Thirty-one years ago, hordes of media and onlookers camped out near St. Mary's Hospital in London, waiting for the arrival of the newest royal heir.

Since the birth of that heir, now-expectant father Prince William, medical science has mapped the human genome, cloned a sheep and created a vaccine to protect against chickenpox.

But when it comes to medicine's skill at predicting the arrival of the royal baby — reportedly due Saturday for Prince William's wife, Kate, the Duchess of Cambridge — not much has actually changed.

"If you're taking an office pool and trying to pick a day, we are as bad at that now as we were 30 years ago," said Hyagriv Simhan, chief of maternal fetal medicine and vice chair of obstetrics at Magee-Womens Hospital of University of Pittsburgh Medical Center.

And even though doctors have made advances toward accurately predicting due dates, they still can't explain what makes one baby stay snugly in the womb while others bust out ahead of schedule.

"Should I be able to answer that question, I would receive the next Nobel Prize in medicine," said Eugene Scioscia, vice chair of obstetrics and gynecology for the West Penn Allegheny Health System in Pennsylvania. "It's been studied ad nauseam, and we don't know."

Pregnancy is still dated, as it has been for decades if not centuries, primarily by the date of the mother's last menstrual period, Scioscia said.

The biggest change in the field has been ultrasound technology, which was just getting started in pregnancy use in the early 1980s.

Using ultrasounds, pregnancy can be dated much more accurately. And the earlier the ultrasound, the more accurate the date. The advent of first-trimester genetic testing, which has become popular in the past decade, has pushed ultrasounds earlier and earlier, Scioscia said, meaning that women have a better sense of their due dates than they did even a decade ago.

Home pregnancy tests have helped, too, he said, because women are aware of their pregnancies closer to the date of their last menstrual period.

"We can really narrow someone's due date in terms of accuracy quite well," Scioscia said.

But even if the due date is known to the minute, that doesn't mean that a baby will come out on time. "It happens when it's going to happen," Simhan said. For the majority of women, he said, that day is between 38 and 40 weeks.

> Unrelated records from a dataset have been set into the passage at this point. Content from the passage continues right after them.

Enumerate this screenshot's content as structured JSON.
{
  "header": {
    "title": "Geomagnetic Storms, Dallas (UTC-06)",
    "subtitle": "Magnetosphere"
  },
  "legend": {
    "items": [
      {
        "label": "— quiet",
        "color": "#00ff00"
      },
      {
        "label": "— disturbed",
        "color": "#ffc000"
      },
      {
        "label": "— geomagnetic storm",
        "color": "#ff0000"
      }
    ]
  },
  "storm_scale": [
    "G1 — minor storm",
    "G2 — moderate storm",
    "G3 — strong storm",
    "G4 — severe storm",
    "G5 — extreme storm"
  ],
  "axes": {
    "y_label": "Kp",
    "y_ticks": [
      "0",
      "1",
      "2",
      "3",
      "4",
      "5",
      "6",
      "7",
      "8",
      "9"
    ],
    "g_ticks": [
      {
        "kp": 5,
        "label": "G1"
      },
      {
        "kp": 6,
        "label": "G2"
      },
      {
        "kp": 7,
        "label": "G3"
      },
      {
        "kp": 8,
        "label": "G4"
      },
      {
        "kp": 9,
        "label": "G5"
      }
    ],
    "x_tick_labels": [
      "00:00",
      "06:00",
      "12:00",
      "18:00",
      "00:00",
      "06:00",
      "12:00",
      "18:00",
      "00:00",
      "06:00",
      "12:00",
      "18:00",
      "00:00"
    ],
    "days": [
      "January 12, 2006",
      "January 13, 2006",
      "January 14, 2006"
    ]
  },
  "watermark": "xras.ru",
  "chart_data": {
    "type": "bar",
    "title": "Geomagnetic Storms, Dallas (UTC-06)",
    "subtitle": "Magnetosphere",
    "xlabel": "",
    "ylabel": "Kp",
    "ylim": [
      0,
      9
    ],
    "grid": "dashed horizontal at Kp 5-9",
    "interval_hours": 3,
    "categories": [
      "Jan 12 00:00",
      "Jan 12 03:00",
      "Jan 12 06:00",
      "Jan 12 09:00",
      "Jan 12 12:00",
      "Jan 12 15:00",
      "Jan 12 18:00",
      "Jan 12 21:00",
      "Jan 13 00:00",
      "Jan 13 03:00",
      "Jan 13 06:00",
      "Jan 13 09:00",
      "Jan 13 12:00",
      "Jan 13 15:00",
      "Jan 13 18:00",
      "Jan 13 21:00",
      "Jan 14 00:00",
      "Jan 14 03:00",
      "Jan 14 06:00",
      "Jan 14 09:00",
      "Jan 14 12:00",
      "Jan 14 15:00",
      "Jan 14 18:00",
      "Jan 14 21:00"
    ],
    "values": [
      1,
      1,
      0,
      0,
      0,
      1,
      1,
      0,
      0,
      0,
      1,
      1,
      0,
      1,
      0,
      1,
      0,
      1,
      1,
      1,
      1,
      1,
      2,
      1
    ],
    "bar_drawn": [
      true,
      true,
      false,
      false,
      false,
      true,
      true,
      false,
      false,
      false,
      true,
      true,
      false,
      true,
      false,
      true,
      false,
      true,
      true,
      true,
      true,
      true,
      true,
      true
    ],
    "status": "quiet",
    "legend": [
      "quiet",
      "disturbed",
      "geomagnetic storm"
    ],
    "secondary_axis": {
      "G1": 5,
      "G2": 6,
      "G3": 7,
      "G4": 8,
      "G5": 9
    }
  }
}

A 2002 study found that 52 percent of spontaneous births — those that did not involve cesarean sections or inductions — took place between weeks 37 and 39. After 42 weeks, the chance of stillbirth increases substantially, Simhan said. Decades ago, women were allowed to go beyond 42 weeks more frequently, because the dating of the pregnancy was much more of a guessing game.

Regardless of the timing of this royal birth, the first communication with the public is likely to be with an official notice on a glass-fronted easel at Buckingham Palace. Depending on the time of day, a 41-gun salute will then take place in Hyde Park.